腐食した構造部材と500万円に及んだ修繕費用
しかし、建物の内部では深刻な事態が進行していました。表面上の漏水は止まっていたものの、屋根の隙間から侵入した雨水はテープの脇を抜け、木造の柱や梁、天井裏の土台へと流れていたのです。水分を含み続けた木材は徐々に腐食し、やがて木材腐朽菌が繁殖していきました。
異変が表面化したのは、大きな台風が通過した直後のことです。2階寝室の天井が突然大きくたわみ、一部が音を立てて崩れ落ちました。異臭とともに湿った木くずや天井材の破片が室内に散乱します。
「いったい何が起きたんだ!」
驚いた池田さんは、初めて専門の建築業者に点検を依頼しました。調査に訪れた技術者は屋根裏や壁の内側を確認すると、硬い表情で池田さんに告げました。
「池田さん、これは相当危険な状態です。表面上は乾いて見えますが、内側の骨組みが腐食しています」
雨水が長年にわたり侵入し続けた結果、屋根を支える主要な木部が腐食し、耐震性に関わる構造骨組みまで損傷が及んでいました。
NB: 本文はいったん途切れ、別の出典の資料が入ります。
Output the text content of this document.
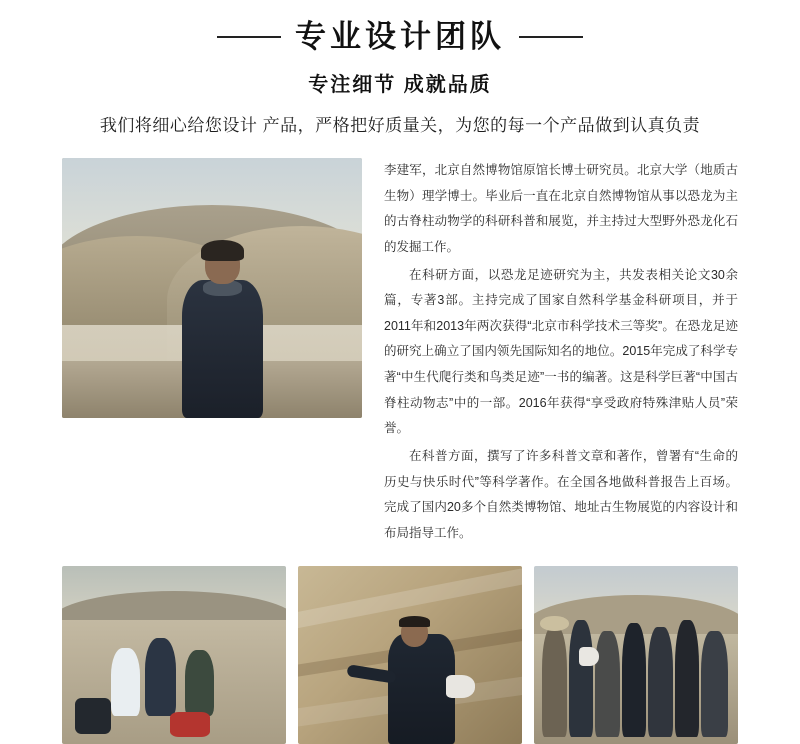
专业设计团队
专注细节 成就品质
我们将细心给您设计 产品，严格把好质量关，为您的每一个产品做到认真负责

李建军，北京自然博物馆原馆长博士研究员。北京大学（地质古生物）理学博士。毕业后一直在北京自然博物馆从事以恐龙为主的古脊柱动物学的科研科普和展览，并主持过大型野外恐龙化石的发掘工作。

在科研方面，以恐龙足迹研究为主，共发表相关论文30余篇，专著3部。主持完成了国家自然科学基金科研项目，并于2011年和2013年两次获得“北京市科学技术三等奖”。在恐龙足迹的研究上确立了国内领先国际知名的地位。2015年完成了科学专著“中生代爬行类和鸟类足迹”一书的编著。这是科学巨著“中国古脊柱动物志”中的一部。2016年获得“享受政府特殊津贴人员”荣誉。

在科普方面，撰写了许多科普文章和著作，曾署有“生命的历史与快乐时代”等科学著作。在全国各地做科普报告上百场。完成了国内20多个自然类博物馆、地址古生物展览的内容设计和布局指导工作。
さらに技術者は告げました。
「湿気を好むシロアリが広範囲に発生し、柱の内部を食い荒らしています」
後日、工務店から提示された見積書には「構造補強工事および屋根・外壁全面改修」として、総額500万円という数字が記載されていました。工事担当者は「初期段階で適切な修繕を行っていれば、数十万円で収まったはずです」と話します。
池田さんは、老後の備えとして蓄えていた預貯金から500万円を支払わざるを得なくなりました。月18万円の年金収入から取り崩した資金の重みは大きく、生活設計の見直しを余儀なくされています。
「目先の数万円を惜しんだ結果、500万円もの貯蓄を失うことになりました。自分の判断がいかに愚かだったか痛感しています」
国土交通省の「住まいの保護・メンテナンスガイド」等の公的資料では、屋根や外壁の定期点検および補修は10年から15年周期で行うことが推奨されています。雨水の浸水や構造の腐食を長期放置した場合、改修費用は初期補修時の数倍から十数倍に跳ね上がることも珍しくありません。
住宅の異変に気づいた初期段階で専門家に点検を依頼し、適切な修繕を行う。結果として老後の家計を守る最良の選択になるケースも多いでしょう。目先の出費を回避する「その場しのぎ」の節約は、将来的に家計を大きく圧迫するリスクを秘めているのです。